The other serious weakness of the OCLC database was its lack of “authority control”—librarianship’s grand term for the act of naming entities (people, churches, government departments, periodicals, subject headings, and so on) consistently. Assume, to take a simple example using a university database, that you are assigned the task of cataloging an eminently hummable document by a person named Pjotr Iljics Csajkovszkij. Who is he? Is he perhaps the same individual as P. I. Cajkovskij? And does P. I. Cajkovskij bear some intimate relation to P. Caikovskis? Could it be that Peter Iljitch Tschaikowsky, Peter Iljitch Tchaikowsky, Pjotr Iljc Ciaikovsky, P. I. Cajkovskij, Peter Iljitsj Tsjaikovsky, Piotr Czajkowski, P. I. Chaikovsky, Pjotr Iljics Csajkovszkij, Pjotr Iljietsj Tsjaikovskiej, Pjotr Ilitj Tjajkovskij, P. Caikovskis, Petr Il’ich Chaikovskii, 1840–1893, Peter Illich Tchaikovsky, 1840–1893, Peter Ilych Tchaikovsky, 1840–1893, and Peter Ilyich Tchaikovsky, 1840–1893, are actually all the same man?
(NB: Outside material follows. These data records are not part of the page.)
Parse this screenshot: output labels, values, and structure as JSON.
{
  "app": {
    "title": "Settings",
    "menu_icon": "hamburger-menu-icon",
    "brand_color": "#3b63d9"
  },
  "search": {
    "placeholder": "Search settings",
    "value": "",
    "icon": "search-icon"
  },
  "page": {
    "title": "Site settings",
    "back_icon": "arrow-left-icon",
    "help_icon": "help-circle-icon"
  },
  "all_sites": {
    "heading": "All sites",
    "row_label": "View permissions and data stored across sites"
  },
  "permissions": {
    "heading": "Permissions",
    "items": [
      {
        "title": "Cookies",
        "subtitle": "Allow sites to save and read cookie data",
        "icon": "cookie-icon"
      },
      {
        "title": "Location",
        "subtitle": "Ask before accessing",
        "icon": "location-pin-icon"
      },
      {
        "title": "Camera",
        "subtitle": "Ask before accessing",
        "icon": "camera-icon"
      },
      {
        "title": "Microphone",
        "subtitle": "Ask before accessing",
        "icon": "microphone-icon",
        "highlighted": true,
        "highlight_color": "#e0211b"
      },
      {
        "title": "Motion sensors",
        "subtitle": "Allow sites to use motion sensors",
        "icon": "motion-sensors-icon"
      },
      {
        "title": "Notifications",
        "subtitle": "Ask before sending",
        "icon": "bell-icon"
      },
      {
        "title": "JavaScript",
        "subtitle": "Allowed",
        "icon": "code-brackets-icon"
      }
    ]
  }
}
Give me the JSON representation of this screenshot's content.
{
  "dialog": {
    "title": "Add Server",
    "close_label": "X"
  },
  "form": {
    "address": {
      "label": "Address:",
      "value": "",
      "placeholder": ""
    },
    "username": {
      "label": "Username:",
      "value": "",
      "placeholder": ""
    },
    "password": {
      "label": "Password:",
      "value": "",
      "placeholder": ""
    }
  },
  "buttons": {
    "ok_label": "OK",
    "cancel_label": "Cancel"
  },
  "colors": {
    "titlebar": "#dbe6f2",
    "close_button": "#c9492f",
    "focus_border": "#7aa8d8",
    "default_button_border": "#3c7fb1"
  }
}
If so (and this degree of title-page variation is by no means unusual for voluminous authors, many of them less well known than Tchaikovsky), the computer has to be informed of that fact outright; otherwise, symphonies and string serenades will be sprinkled haphazardly over the alphabet and a searcher won’t have any idea what he is missing.

Authority control has always bedeviled the makers of catalogs, and the bigger the catalog, the more eras of publishing history it covers, the hairier things become. For Sirine and Sirin and Nabokoff-Sirin, see Nabokov. For House & Garden, see HG. For Alexander Drawcansir, Petrus Gualterus, Conny Keyber, Scriblerus Secundus, John Trottplaid, and Hercules Vinegar, see Fielding, Henry (1707–1754). For Ogdred Weary and St. John Gorey, see Gorey, Edward (1925–). In the late seventies, the second version of the Anglo-American cataloging rules caused a convulsion of despair in libraries when it demanded that Samuel Clemens be officially called Mark Twain, just because more of his books appeared under his primary pseudonym than under his real name. The whine of power erasers was heard through the land. (In librarianship, “eraser lung” was the seventies equivalent of carpal tunnel syndrome.) It is safe to say, however, that the apostles of St. MARC completely failed to foresee how abysmally poor the computer would be at grasping the concept of human identity. A person — even a fairly inattentive person-paid to file cards in a card catalog all day can tell that “Alexander the Great, 356–323 B.c.” is the same man as “Alexander, the Great, 356–323 b.c.” and “Alexandria the Great, 356–323 B.C.”; we would also expect him to sense the unitary presence behind cards for “Montagu, Lady Mary (Pierrepont) Wortley, 1689–1762” and “Montagu, Mary (Pierrepont) Wortley, Lady” and “Montagu, Mary Pierrepont Wortley, Lady, 1689–1762”—to use examples from one online catalog. “The card catalog,” as Tom Delsey, of the National Library of Canada, wrote in 1989, “exhibited a relatively high tolerance for deviation from literal and logical norms.… Typographical errors or inconsistencies in headings could be silently corrected in the process of filing the card; added entries that did not match exactly the corresponding main entry on the card to which they were related could nevertheless be placed in their proper sequence in the file.”